High viscosity and impurities make heavy oil and bitumen extraction, transportation and refining difficult and cost intensive. Subjecting them to catalytic pyrolysis in situ with the reservoir as free reactor would significantly enhance extraction, reduce environmental footprint and lower facility cost for surface upgrader. In this study, the catalytic “add-on” to Toe-to-Heel Air Injection (THAI) was simulated in the laboratory with fixed-bed reactor at established optimum conditions (425 °C, 20 barg, and WHSV 9.1⁻¹). The liberation of hydrocarbon gases (C₁-C₅) and hydrogen during catalytic upgrading require large carbon-rejection to achieve appreciable level of upgrade.
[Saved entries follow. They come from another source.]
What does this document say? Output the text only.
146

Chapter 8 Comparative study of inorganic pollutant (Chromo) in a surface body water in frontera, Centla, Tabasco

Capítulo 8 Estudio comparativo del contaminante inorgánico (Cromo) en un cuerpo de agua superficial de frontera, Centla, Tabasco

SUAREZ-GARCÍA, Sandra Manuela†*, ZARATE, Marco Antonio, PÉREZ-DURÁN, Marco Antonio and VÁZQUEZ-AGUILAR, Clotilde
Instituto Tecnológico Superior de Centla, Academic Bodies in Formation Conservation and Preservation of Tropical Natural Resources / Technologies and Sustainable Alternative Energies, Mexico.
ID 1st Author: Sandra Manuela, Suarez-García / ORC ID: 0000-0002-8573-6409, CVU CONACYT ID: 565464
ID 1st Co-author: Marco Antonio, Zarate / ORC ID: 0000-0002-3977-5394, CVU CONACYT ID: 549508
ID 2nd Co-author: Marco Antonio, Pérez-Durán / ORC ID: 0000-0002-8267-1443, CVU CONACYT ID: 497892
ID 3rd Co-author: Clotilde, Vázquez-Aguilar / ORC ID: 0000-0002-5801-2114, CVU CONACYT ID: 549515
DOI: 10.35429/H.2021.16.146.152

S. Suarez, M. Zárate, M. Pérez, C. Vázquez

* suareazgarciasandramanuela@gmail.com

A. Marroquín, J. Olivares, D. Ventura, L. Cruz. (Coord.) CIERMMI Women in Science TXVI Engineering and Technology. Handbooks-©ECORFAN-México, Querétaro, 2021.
These gases CH₄, C₂H₆ and H₂ have the highest H:C ratio, hence their significant presence in the gas phase could only result in better upgrading in terms of API gravity and viscosity in the early hours of operation provided it was accompanied by high carbon-rejection to conserve C and H between gas, oil and coke phases. As a consequence more coke formation was noticed with Ni/Zeolite-Alumina catalyst 21.8 wt% compared to 11.4 wt% (Ni/Alumina) and 26.2 wt% (Alumina). As a function of time-on-stream, the API gravity increases from a value of 12.8° for the THAI feed oil by 1.4° for the first 20 min of reaction, increases by 6° after 120 min, rapidly decreases from 6° to 1.4° between 120 and 280 min, and settles at an average of 2.2°. The viscosity decreased respectively by 87% (Ni/Zeolite-Alumina), 79% (Ni/Alumina) and 62% (Alumina) relative to 1.1 Pas (supplied THAI oil) after 920 min operation. The main challenge therefore is to sustain the activity of the catalyst long enough and mitigate the impact of liberated hydrogen and hydrogen-rich gases during the upgrading; possibly by adding external hydrogen-donor source to help suppress coke fouling on the catalyst and supply hydrogen for hydrogenation reactions.